Vern Poythress, in the Westminster Theological Journal (70/1  129-42), writes a thought-provoking article about different “Kinds of Biblical Theology.” His aim is “to reassess the present-day possibilities for biblical theology’s relation to systematic theology” and to show how one cannot be done without the other. To start, Poythress sketches a brief history of the term, “biblical theology,” contrasting Geerhardus Vos with Johann Gabler and James Barr. Following Vos, and leaning on the earlier work of Richard Gaffin, Poythress argues for reading the Bible with attentiveness to the divine unity of ‘biblical theology’ and nuanced recognition of the different ‘biblical theologies’ espoused by various biblical authors. He compares biblical theology to a historical, linear representation of Scriptures, while systematic theology attempts to encircle various biblical themes into logical spheres. Both approaches are necessary and heuristically viable, and both should be employed by biblical exegetes.

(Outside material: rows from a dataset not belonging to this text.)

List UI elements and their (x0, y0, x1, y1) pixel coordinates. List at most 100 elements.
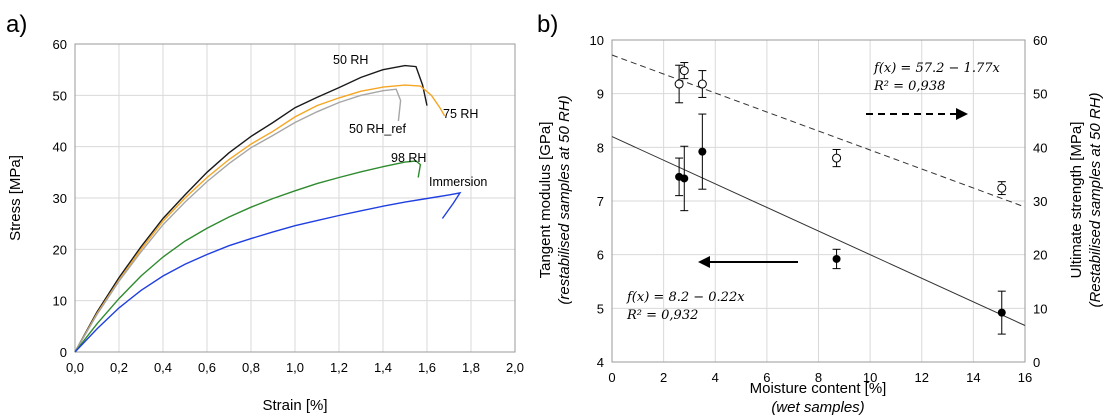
y-tick-label: 4 (597, 355, 604, 370)
y-tick-label: 7 (597, 194, 604, 209)
left-arrow (698, 256, 798, 268)
modulus-point (832, 248, 841, 270)
y-tick-label: 30 (53, 191, 67, 206)
series-line-50-rh (74, 64, 428, 353)
x-tick-label: 1,4 (374, 360, 392, 375)
series-label-50-rh-ref: 50 RH_ref (349, 122, 406, 136)
panel-b-points (674, 62, 1007, 335)
filled-marker (698, 147, 707, 156)
y-tick-label: 10 (53, 294, 67, 309)
series-label-50-rh: 50 RH (333, 53, 368, 67)
y-tick-label: 9 (597, 87, 604, 102)
dashed-fit-equation: f(x) = 57.2 − 1.77x (873, 61, 1000, 76)
open-marker (697, 79, 707, 89)
panel-a-y-axis-title: Stress [MPa] (7, 155, 24, 241)
x-tick-label: 0,6 (198, 360, 216, 375)
x-tick-label: 0,0 (66, 360, 84, 375)
x-tick-label: 6 (763, 370, 770, 385)
panel-b-y2-ticks: 0 10 20 30 40 50 60 (1033, 33, 1047, 370)
y-tick-label: 20 (53, 242, 67, 257)
panel-a-stress-strain: a) 0,0 0,2 0,4 0,6 0,8 1,0 1,2 1,4 1,6 1,8 2,0 0 10… (6, 11, 524, 414)
x-tick-label: 1,0 (286, 360, 304, 375)
x-tick-label: 0,2 (110, 360, 128, 375)
open-marker (674, 79, 684, 89)
panel-b-x-axis-title: Moisture content [%] (750, 380, 887, 397)
y2-tick-label: 50 (1033, 87, 1047, 102)
strength-point (697, 70, 707, 98)
y-tick-label: 5 (597, 301, 604, 316)
y2-tick-label: 10 (1033, 301, 1047, 316)
y2-tick-label: 60 (1033, 33, 1047, 48)
modulus-point (680, 145, 689, 212)
y2-tick-label: 0 (1033, 355, 1040, 370)
x-tick-label: 14 (966, 370, 980, 385)
solid-fit-r2: R² = 0,932 (626, 308, 698, 323)
x-tick-label: 8 (815, 370, 822, 385)
series-line-immersion (74, 191, 462, 353)
y-tick-label: 60 (53, 37, 67, 52)
x-tick-label: 1,8 (462, 360, 480, 375)
x-tick-label: 12 (915, 370, 929, 385)
panel-a-x-ticks: 0,0 0,2 0,4 0,6 0,8 1,0 1,2 1,4 1,6 1,8 2,0 (66, 360, 524, 375)
panel-a-y-ticks: 0 10 20 30 40 50 60 (53, 37, 67, 360)
series-line-75-rh (74, 84, 446, 353)
filled-marker (997, 308, 1006, 317)
panel-b-y-axis-title: Tangent modulus [GPa] (537, 122, 554, 279)
panel-b-y2-axis-title: Ultimate strength [MPa] (1068, 122, 1085, 279)
y-tick-label: 40 (53, 140, 67, 155)
modulus-point (997, 290, 1006, 335)
x-tick-label: 4 (712, 370, 719, 385)
right-dashed-arrow (866, 108, 968, 120)
y2-tick-label: 20 (1033, 248, 1047, 263)
fit-line-solid (611, 136, 1026, 326)
panel-a-grid (74, 43, 516, 353)
x-tick-label: 16 (1018, 370, 1032, 385)
filled-marker (832, 254, 841, 263)
open-marker (679, 66, 689, 76)
panel-b-y-ticks: 4 5 6 7 8 9 10 (590, 33, 604, 370)
x-tick-label: 1,2 (330, 360, 348, 375)
modulus-point (698, 113, 707, 190)
x-tick-label: 0 (608, 370, 615, 385)
strength-point (679, 62, 689, 80)
panel-b-x-axis-subtitle: (wet samples) (771, 399, 864, 416)
y-tick-label: 6 (597, 248, 604, 263)
x-tick-label: 2,0 (506, 360, 524, 375)
series-line-50-rh-ref (74, 88, 402, 353)
series-label-75-rh: 75 RH (443, 107, 478, 121)
y2-tick-label: 40 (1033, 140, 1047, 155)
strength-point (832, 148, 842, 168)
y2-tick-label: 30 (1033, 194, 1047, 209)
panel-b-plot-frame (611, 39, 1026, 363)
panel-a-series (74, 64, 462, 353)
series-line-98-rh (74, 160, 422, 353)
y-tick-label: 0 (60, 345, 67, 360)
strength-point (997, 181, 1007, 196)
x-tick-label: 2 (660, 370, 667, 385)
panel-a-plot-frame (74, 43, 516, 353)
x-tick-label: 0,8 (242, 360, 260, 375)
panel-b-letter: b) (537, 11, 558, 38)
x-tick-label: 0,4 (154, 360, 172, 375)
panel-a-letter: a) (6, 11, 27, 38)
panel-b-y2-axis-subtitle: (Restabilised samples at 50 RH) (1087, 92, 1104, 307)
series-label-98-rh: 98 RH (391, 151, 426, 165)
open-marker (997, 183, 1007, 193)
x-tick-label: 10 (863, 370, 877, 385)
strength-point (674, 64, 684, 104)
y-tick-label: 10 (590, 33, 604, 48)
series-label-immersion: Immersion (429, 175, 487, 189)
open-marker (832, 153, 842, 163)
panel-b-y-axis-subtitle: (restabilised samples at 50 RH) (556, 95, 573, 304)
y-tick-label: 50 (53, 88, 67, 103)
panel-b-x-ticks: 0 2 4 6 8 10 12 14 16 (608, 370, 1032, 385)
solid-fit-equation: f(x) = 8.2 − 0.22x (626, 290, 745, 305)
filled-marker (680, 174, 689, 183)
x-tick-label: 1,6 (418, 360, 436, 375)
dashed-fit-r2: R² = 0,938 (873, 79, 945, 94)
panel-a-x-axis-title: Strain [%] (262, 397, 327, 414)
y-tick-label: 8 (597, 140, 604, 155)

Moreover, Poythress encourages faithful systematicians and biblical theologians to use both BT and ST to read the Bible. This two-fold approach coheres with the unity and diversity, the history and the logic of the Scripture. Speaking of this, he writes cautioning against oversimplifications in biblical theology:
Why not write the theology of Paul with resurrection and union with Christ as a central organizing theme, while a theology of the Synoptics would have as a central theme the coming of the kingdom of God? Then a theology of Hebrews would focus on the superiority of Christ, particularly in his high priestly ministry; a theology of John might make central the theme of the revelation of God in Christ; a theology of Revelation might choose theophany and spiritual war as central; a theology of James might make wisdom central; a theology of 1 Peter might choose suffering for Christ as central. A theology of 2 Thessalonians–why not contemplate such a thing?–might make central the hope for the Second Coming. A theology of the Pastoral Epistles might choose the theme of gospel ministry as central.

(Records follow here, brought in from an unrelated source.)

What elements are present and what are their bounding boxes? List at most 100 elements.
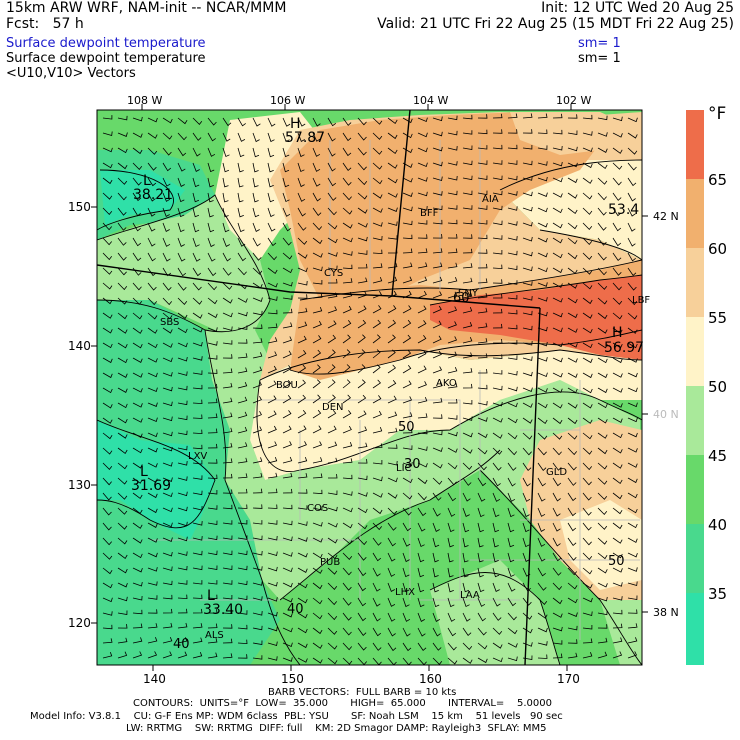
wind-barb: [507, 582, 516, 592]
wind-barb: [267, 309, 278, 315]
wind-barb: [282, 162, 290, 173]
wind-barb: [237, 565, 248, 571]
wind-barb: [612, 267, 622, 276]
wind-barb: [627, 267, 637, 277]
wind-barb: [342, 264, 353, 270]
wind-barb: [162, 372, 173, 377]
wind-barb: [192, 536, 203, 541]
wind-barb: [297, 267, 308, 273]
wind-barb: [552, 432, 563, 440]
wind-barb: [297, 582, 308, 589]
wind-barb: [162, 282, 172, 291]
wind-barb: [207, 327, 218, 332]
wind-barb: [627, 507, 638, 514]
wind-barb: [537, 129, 548, 134]
wind-barb: [192, 207, 200, 218]
wind-barb: [102, 162, 113, 169]
wind-barb: [372, 291, 382, 299]
wind-barb: [432, 219, 443, 225]
wind-barb: [507, 402, 518, 408]
wind-barb: [342, 117, 352, 126]
wind-barb: [252, 655, 263, 660]
wind-barb: [132, 567, 143, 573]
wind-barb: [372, 177, 383, 185]
wind-barb: [282, 472, 293, 479]
wind-barb: [267, 611, 278, 617]
wind-barb: [477, 612, 486, 622]
wind-barb: [267, 395, 277, 404]
wind-barb: [327, 409, 337, 419]
wind-barb: [342, 320, 352, 329]
wind-barb: [417, 429, 428, 435]
low-marker-2: L: [140, 464, 148, 480]
wind-barb: [312, 162, 321, 172]
wind-barb: [627, 192, 636, 202]
wind-barb: [192, 550, 203, 556]
wind-barb: [552, 402, 563, 409]
wind-barb: [627, 327, 638, 334]
wind-barb: [552, 237, 563, 244]
wind-barb: [447, 447, 458, 453]
wind-barb: [357, 475, 368, 481]
wind-barb: [507, 236, 518, 241]
wind-barb: [447, 522, 455, 533]
wind-barb: [117, 147, 128, 154]
wind-barb: [222, 458, 233, 464]
wind-barb: [252, 338, 263, 344]
wind-barb: [447, 248, 458, 254]
wind-barb: [177, 506, 188, 512]
wind-barb: [402, 220, 413, 226]
wind-barb: [162, 622, 173, 629]
wind-barb: [357, 277, 368, 284]
wind-barb: [387, 627, 396, 637]
wind-barb: [462, 657, 473, 664]
wind-barb: [252, 504, 263, 509]
wind-barb: [207, 550, 218, 556]
wind-barb: [237, 396, 248, 404]
wind-barb: [297, 394, 307, 404]
wind-barb: [522, 417, 533, 424]
wind-barb: [162, 132, 173, 140]
wind-barb: [567, 207, 578, 214]
wind-barb: [102, 462, 113, 471]
station-pub: PUB: [320, 557, 341, 568]
wind-barb: [252, 625, 263, 631]
wind-barb: [477, 552, 484, 563]
wind-barb: [477, 384, 488, 390]
wind-barb: [147, 417, 158, 423]
wind-barb: [387, 192, 398, 198]
wind-barb: [117, 342, 128, 349]
wind-barb: [477, 432, 488, 439]
wind-barb: [192, 505, 203, 511]
colorbar: [686, 110, 704, 665]
wind-barb: [267, 267, 278, 274]
wind-barb: [267, 132, 275, 143]
wind-barb: [492, 250, 503, 255]
low-value-3: 33.40: [203, 602, 244, 618]
wind-barb: [102, 207, 113, 216]
wind-barb: [582, 432, 593, 440]
wind-barb: [387, 290, 397, 299]
wind-barb: [192, 282, 202, 291]
wind-barb: [597, 610, 608, 616]
wind-barb: [627, 417, 638, 423]
wind-barb: [237, 192, 244, 203]
wind-barb: [357, 522, 368, 530]
wind-barb: [627, 207, 636, 217]
wind-barb: [252, 488, 263, 494]
wind-barb: [417, 234, 428, 239]
wind-barb: [117, 297, 128, 305]
wind-barb: [267, 296, 278, 301]
footer-model-info-1: Model Info: V3.8.1 CU: G-F Ens MP: WDM 6…: [30, 711, 563, 722]
wind-barb: [342, 364, 351, 374]
wind-barb: [522, 191, 533, 197]
wind-barb: [387, 262, 398, 269]
wind-barb: [492, 160, 503, 165]
wind-barb: [312, 394, 321, 404]
wind-barb: [507, 250, 518, 256]
wind-barb: [162, 522, 173, 528]
wind-barb: [402, 248, 413, 254]
wind-barb: [627, 447, 638, 453]
footer-contour-info: CONTOURS: UNITS=°F LOW= 35.000 HIGH= 65.…: [133, 698, 552, 709]
wind-barb: [342, 177, 352, 186]
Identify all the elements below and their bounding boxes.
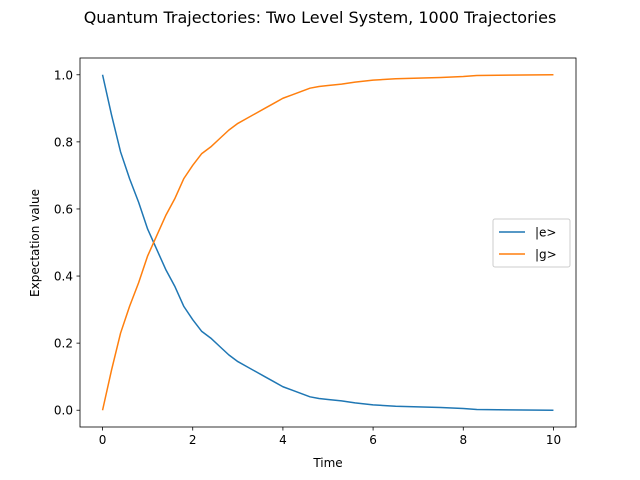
legend-box — [492, 218, 571, 268]
x-tick-label: 4 — [279, 433, 287, 447]
y-tick-label: 1.0 — [54, 68, 73, 82]
y-tick-label: 0.8 — [54, 135, 73, 149]
axes-frame — [79, 57, 577, 428]
axes-layer: 0 2 4 6 8 10 0.0 0.2 0.4 0.6 0.8 1.0 — [54, 57, 577, 447]
legend: |e> |g> — [492, 218, 571, 268]
y-tick-label: 0.4 — [54, 270, 73, 284]
y-axis-label: Expectation value — [28, 189, 42, 297]
x-axis-label: Time — [312, 456, 342, 470]
x-tick-label: 2 — [189, 433, 197, 447]
x-tick-label: 0 — [99, 433, 107, 447]
y-tick-label: 0.0 — [54, 404, 73, 418]
series-line-1 — [101, 74, 554, 411]
x-tick-label: 6 — [369, 433, 377, 447]
x-tick-label: 8 — [459, 433, 467, 447]
chart-title: Quantum Trajectories: Two Level System, … — [84, 8, 557, 27]
y-tick-label: 0.6 — [54, 202, 73, 216]
legend-label-1: |g> — [535, 248, 557, 262]
series-line-0 — [101, 74, 554, 411]
x-tick-label: 10 — [546, 433, 561, 447]
y-tick-label: 0.2 — [54, 337, 73, 351]
legend-label-0: |e> — [535, 226, 556, 240]
series-layer — [101, 74, 554, 411]
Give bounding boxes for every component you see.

In laying out such a proposal, Poythress encourages us to read the Bible more carefully. Affirming Scripture’s divine origin, inspiration, and coherence, he cautions that we should not force themes, systems, or concepts on the Bible. Instead, we should read each Spirit-breathed book, author, and genre with attention to the details of the text. BT and ST should work together to unpack the riches of God’s Word, and we should boldly proclaim the spiritual unity and contextual diversity that is found in God’s redemptive history.
May we do so with power and precision.